Green mathematical approaches in fluorescence spectroscopy for quality control and clinical studies

In the past decade, significant advancements have been made in mathematical spectral approaches for estimating binary and ternary drug combinations in raw materials and dosage forms. These approaches established on mathematical spectral manipulations of mixture analytes, without the need for separation techniques. The idea of using mathematical spectral approaches in fluorescence spectroscopy was resolving analytical issues and reach to biological concentrations thus, Ratio subtraction (RD) and ratio subtraction coupled with constant multiplication (RS-CM) have been proposed in fluorescence spectroscopy to evaluate the content uniformity of Flunarizine dihydrochloride (FLZ) and Propranolol hydrochloride (PRO) combination in raw materials, tablets, and spiked biological fluids (blood-urine). These approaches have demonstrated the ability to overcome the quantitative analytical challenges posed by the high native fluorescence intensity of the major component (PRO) at 2ex = 286/2em = 341 nm and the low native fluorescence intensity of the minor component (FLZ) at 2ex = 254/2em = 311 nm.

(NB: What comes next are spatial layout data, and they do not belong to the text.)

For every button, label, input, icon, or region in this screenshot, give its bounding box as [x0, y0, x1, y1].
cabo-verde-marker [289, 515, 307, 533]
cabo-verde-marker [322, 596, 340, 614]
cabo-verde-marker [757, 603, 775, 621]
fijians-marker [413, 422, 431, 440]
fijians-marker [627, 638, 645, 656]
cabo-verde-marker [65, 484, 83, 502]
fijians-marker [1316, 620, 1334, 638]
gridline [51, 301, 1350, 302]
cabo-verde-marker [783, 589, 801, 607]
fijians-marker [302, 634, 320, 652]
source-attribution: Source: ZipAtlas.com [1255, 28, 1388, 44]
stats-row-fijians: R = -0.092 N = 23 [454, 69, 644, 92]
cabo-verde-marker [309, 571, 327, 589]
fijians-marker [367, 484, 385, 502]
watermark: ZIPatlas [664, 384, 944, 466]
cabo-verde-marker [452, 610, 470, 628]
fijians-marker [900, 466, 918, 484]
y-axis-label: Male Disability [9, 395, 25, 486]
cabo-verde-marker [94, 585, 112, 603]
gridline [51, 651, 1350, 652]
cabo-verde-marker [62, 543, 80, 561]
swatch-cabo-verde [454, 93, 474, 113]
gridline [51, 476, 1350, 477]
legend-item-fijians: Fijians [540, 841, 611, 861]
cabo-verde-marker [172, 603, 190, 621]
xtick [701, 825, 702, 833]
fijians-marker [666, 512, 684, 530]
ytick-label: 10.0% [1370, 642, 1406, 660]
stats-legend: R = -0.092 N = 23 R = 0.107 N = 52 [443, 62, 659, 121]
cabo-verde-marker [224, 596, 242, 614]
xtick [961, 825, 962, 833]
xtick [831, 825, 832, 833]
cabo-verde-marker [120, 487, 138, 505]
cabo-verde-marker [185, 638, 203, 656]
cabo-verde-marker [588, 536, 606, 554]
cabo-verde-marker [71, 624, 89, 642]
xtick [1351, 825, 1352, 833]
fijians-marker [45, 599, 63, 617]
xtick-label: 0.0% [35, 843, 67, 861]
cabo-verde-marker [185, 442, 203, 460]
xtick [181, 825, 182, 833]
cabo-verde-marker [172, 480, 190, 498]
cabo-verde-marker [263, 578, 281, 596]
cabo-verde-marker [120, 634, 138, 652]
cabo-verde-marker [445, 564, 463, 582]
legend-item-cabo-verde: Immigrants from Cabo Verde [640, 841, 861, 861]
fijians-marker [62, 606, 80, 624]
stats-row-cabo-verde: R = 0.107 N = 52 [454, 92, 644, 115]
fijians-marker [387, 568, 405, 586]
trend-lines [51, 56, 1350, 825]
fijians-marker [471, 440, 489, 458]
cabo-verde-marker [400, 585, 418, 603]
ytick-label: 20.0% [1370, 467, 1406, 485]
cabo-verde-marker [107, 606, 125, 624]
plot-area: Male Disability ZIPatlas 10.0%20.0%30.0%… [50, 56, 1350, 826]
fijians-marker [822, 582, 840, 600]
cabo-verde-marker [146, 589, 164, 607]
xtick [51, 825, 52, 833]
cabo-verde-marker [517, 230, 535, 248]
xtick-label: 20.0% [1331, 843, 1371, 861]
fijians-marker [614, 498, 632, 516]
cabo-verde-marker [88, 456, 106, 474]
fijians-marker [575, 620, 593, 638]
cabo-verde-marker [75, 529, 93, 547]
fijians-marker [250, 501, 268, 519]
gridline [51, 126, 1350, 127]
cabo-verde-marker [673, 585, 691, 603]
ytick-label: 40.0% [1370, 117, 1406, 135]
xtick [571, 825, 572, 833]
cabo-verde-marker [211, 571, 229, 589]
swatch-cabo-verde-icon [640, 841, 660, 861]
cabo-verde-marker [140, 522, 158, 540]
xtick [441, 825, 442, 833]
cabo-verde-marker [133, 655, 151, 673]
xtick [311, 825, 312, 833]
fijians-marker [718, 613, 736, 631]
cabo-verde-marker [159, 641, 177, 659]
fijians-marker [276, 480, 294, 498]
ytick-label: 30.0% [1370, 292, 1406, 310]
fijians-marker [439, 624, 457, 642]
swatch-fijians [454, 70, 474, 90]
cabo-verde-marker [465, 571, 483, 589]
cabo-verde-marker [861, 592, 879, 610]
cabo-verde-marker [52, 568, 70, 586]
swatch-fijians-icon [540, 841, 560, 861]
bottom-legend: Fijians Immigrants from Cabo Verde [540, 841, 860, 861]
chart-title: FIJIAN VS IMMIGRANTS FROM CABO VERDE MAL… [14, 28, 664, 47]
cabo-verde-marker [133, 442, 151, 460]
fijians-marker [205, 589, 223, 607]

The linearity range for (PRO) was found to be 25-500 ng/mL, and for (FLZ), it was 50-500 ng/mL. However, the spectrum addition technique was required to estimate (FLZ) in mixtures with concentrations less than 300 ng/mL. The overall validity of the proposed approaches was confirmed through adherence to ICH guidelines, and no statistical variation was observed in comparison to official studies. Additionally, the greenness and whiteness of the proposed approaches were evaluated using the Analytical greenness metric (AGREE), Green Solvents Selecting Tool (GSST), and Red-Green-Blue (RGB) algorithm.